Feb. 5 (Bloomberg) -- The glut of supertankers competing for 2 million-barrel cargoes of Persian Gulf oil stayed near a five-month high amid speculation demand growth for the vessels is poised to weaken.
There are 23 percent more very large crude carriers for charter over the next 30 days than cargoes, according to the median estimate of seven shipbrokers and owners in a Bloomberg News survey today. The excess reached 24 percent last week, the biggest since Sept. 5.
Saudi Arabia, the world’s largest oil exporter, cut output for a third month in January, according to production estimates compiled by Bloomberg. The nation’s reduced supply will probably curb demand for tankers during the first half of 2013, RS Platou Markets AS, an Oslo-based investment bank, said in a report yesterday. Available VLCCs in the Persian Gulf over the next four weeks shrank by just two to 110 vessels, according to Marex Spectron Group.
“With tonnage supply still twice as much as demand, rates are again unlikely to climb today,” Kevin Sy, a Singapore-based freight-derivatives broker at Marex Spectron, said in a report.
Daily losses for VLCCs on the benchmark Saudi Arabia-to-Japan voyage widened to $5,382 from $5,009 yesterday, Baltic Exchange data showed. The bourse’s assessments, which turned negative on Jan. 24, don’t take into account the fact the vessels can cut speeds to lower fuel costs. The price of fuel lost 0.1 percent to $642.91 a metric ton, according to figures compiled by Bloomberg from 25 ports.
VLCCs earned money in only four sessions in the third quarter on the journey, according to the exchange. The combined carrying capacity of the world VLCC fleet will expand 5.3 percent this year, below demand growth of 5.9 percent, according to estimates from Clarkson Research Services Ltd., a unit of the largest global shipbroker.
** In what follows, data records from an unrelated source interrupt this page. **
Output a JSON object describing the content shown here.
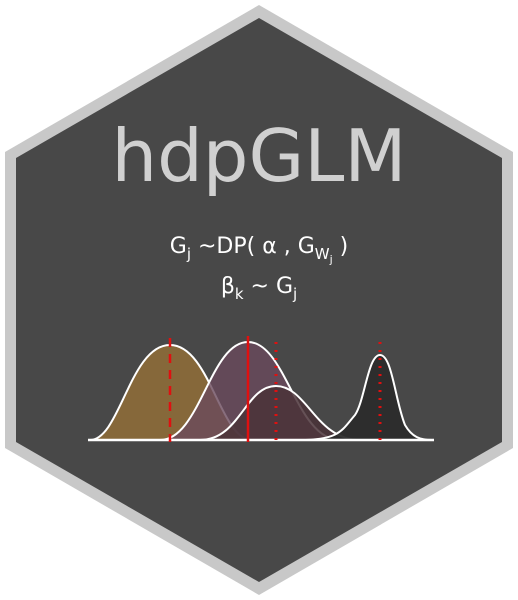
{
  "logo": {
    "title": "hdpGLM",
    "formula_line1": {
      "g": "G",
      "g_sub": "j",
      "mid": " ~DP( α , G",
      "w": "W",
      "w_sub": "j",
      "close": " )"
    },
    "formula_line2": {
      "beta": "β",
      "beta_sub": "k",
      "mid": " ~ G",
      "g_sub": "j"
    },
    "colors": {
      "hex_border": "#c8c8c8",
      "hex_fill": "#484848",
      "title": "#d0d0d0",
      "formula": "#ffffff",
      "curve_outline": "#ffffff",
      "mean_line": "#e01010",
      "fill_1": "#8a6a3a",
      "fill_2": "#6a4a5c",
      "fill_3": "#4a3238",
      "fill_4": "#2c2c2c"
    },
    "icons": [
      "hexagon-badge-icon",
      "density-curves-icon"
    ]
  }
}
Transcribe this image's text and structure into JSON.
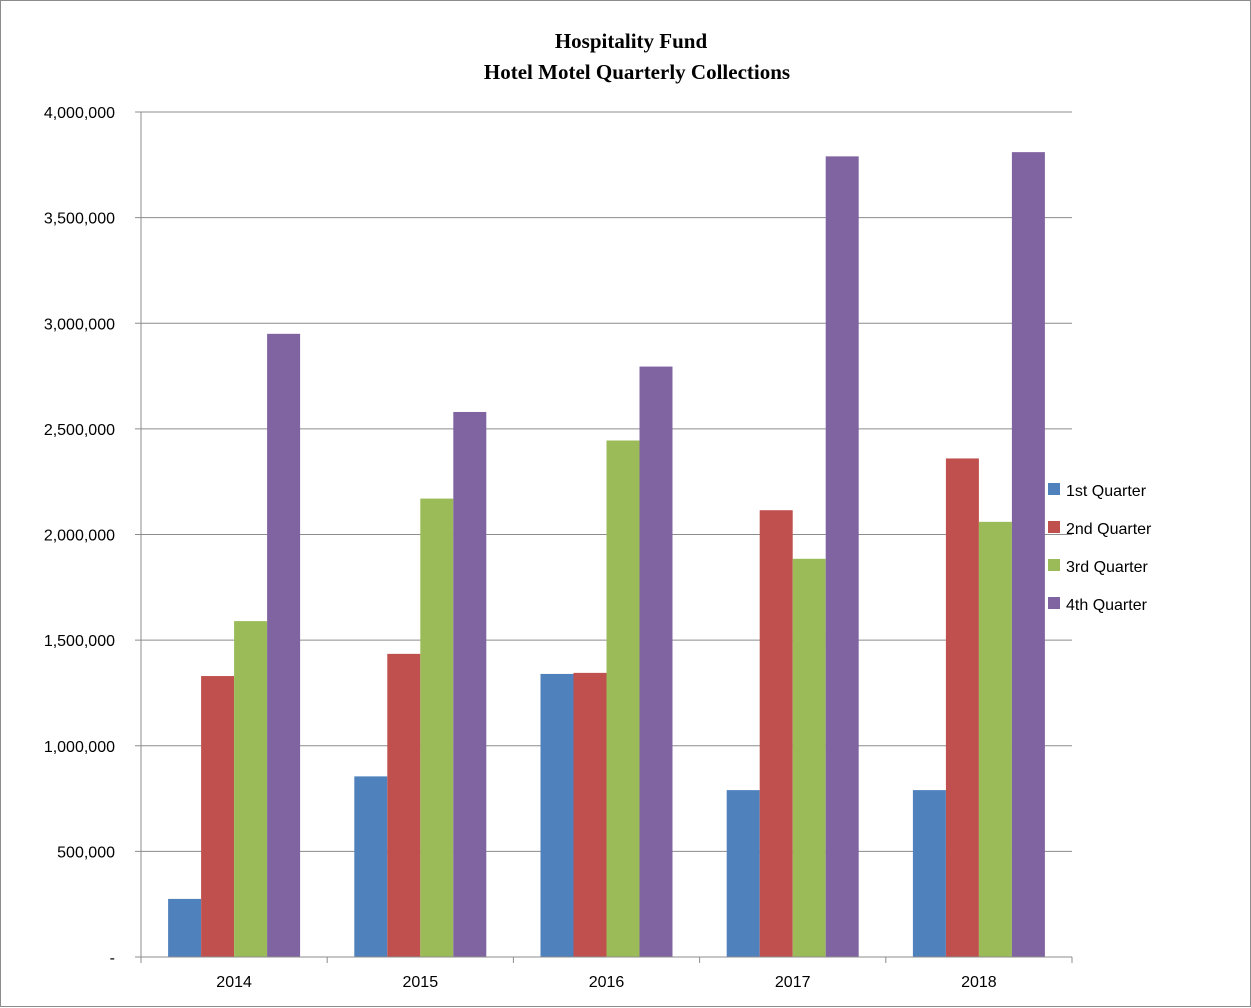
{
  "chart_data": {
    "type": "bar",
    "title": "Hospitality  Fund",
    "subtitle": "Hotel Motel Quarterly  Collections",
    "xlabel": "",
    "ylabel": "",
    "categories": [
      "2014",
      "2015",
      "2016",
      "2017",
      "2018"
    ],
    "series": [
      {
        "name": "1st Quarter",
        "color": "#4F81BD",
        "values": [
          275000,
          855000,
          1340000,
          790000,
          790000
        ]
      },
      {
        "name": "2nd Quarter",
        "color": "#C0504D",
        "values": [
          1330000,
          1435000,
          1345000,
          2115000,
          2360000
        ]
      },
      {
        "name": "3rd Quarter",
        "color": "#9BBB59",
        "values": [
          1590000,
          2170000,
          2445000,
          1885000,
          2060000
        ]
      },
      {
        "name": "4th Quarter",
        "color": "#8064A2",
        "values": [
          2950000,
          2580000,
          2795000,
          3790000,
          3810000
        ]
      }
    ],
    "ylim": [
      0,
      4000000
    ],
    "yticks": [
      0,
      500000,
      1000000,
      1500000,
      2000000,
      2500000,
      3000000,
      3500000,
      4000000
    ],
    "ytick_labels": [
      "-",
      "500,000",
      "1,000,000",
      "1,500,000",
      "2,000,000",
      "2,500,000",
      "3,000,000",
      "3,500,000",
      "4,000,000"
    ],
    "grid": true,
    "legend_position": "right"
  }
}
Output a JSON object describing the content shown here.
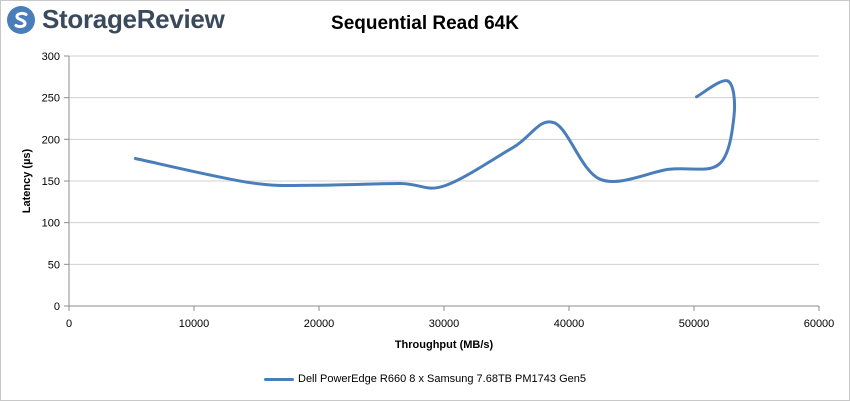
{
  "brand": {
    "name": "StorageReview",
    "logo_icon": "storagereview-logo-icon",
    "logo_color": "#4a7ebb"
  },
  "chart_data": {
    "type": "line",
    "title": "Sequential Read 64K",
    "xlabel": "Throughput (MB/s)",
    "ylabel": "Latency (µs)",
    "xlim": [
      0,
      60000
    ],
    "ylim": [
      0,
      300
    ],
    "xticks": [
      0,
      10000,
      20000,
      30000,
      40000,
      50000,
      60000
    ],
    "yticks": [
      0,
      50,
      100,
      150,
      200,
      250,
      300
    ],
    "grid": "horizontal",
    "legend_position": "bottom",
    "series": [
      {
        "name": "Dell PowerEdge R660 8 x Samsung 7.68TB PM1743 Gen5",
        "color": "#4a7ebb",
        "points": [
          {
            "x": 5300,
            "y": 177
          },
          {
            "x": 14500,
            "y": 148
          },
          {
            "x": 20000,
            "y": 145
          },
          {
            "x": 26500,
            "y": 147
          },
          {
            "x": 30000,
            "y": 144
          },
          {
            "x": 35500,
            "y": 190
          },
          {
            "x": 38800,
            "y": 220
          },
          {
            "x": 42500,
            "y": 152
          },
          {
            "x": 48000,
            "y": 164
          },
          {
            "x": 52000,
            "y": 170
          },
          {
            "x": 53200,
            "y": 228
          },
          {
            "x": 52700,
            "y": 270
          },
          {
            "x": 50200,
            "y": 251
          }
        ]
      }
    ]
  }
}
Demand strengthened yesterday because Chinese traders were booking additional vessels before the Lunar New Year holidays, Marex Spectron said today. Financial markets in the country will be closed next week for the occasion.
Charter rates for VLCCs on the benchmark voyage slipped 0.3 percent to 31.8 Worldscale points, the exchange said. That followed four sessions of gains.
The Worldscale system is a method for pricing oil cargoes on thousands of trade routes. Each individual voyage’s flat rate, expressed in dollars a ton, is set once a year. Today’s level means hire costs on the benchmark route are 31.8 percent of the nominal Worldscale rate for that voyage.
The Baltic Dirty Tanker Index, a broader measure of oil-shipping costs that includes vessels smaller than VLCCs, lost 0.3 percent to 632, according to the exchange. That was a third successive decline.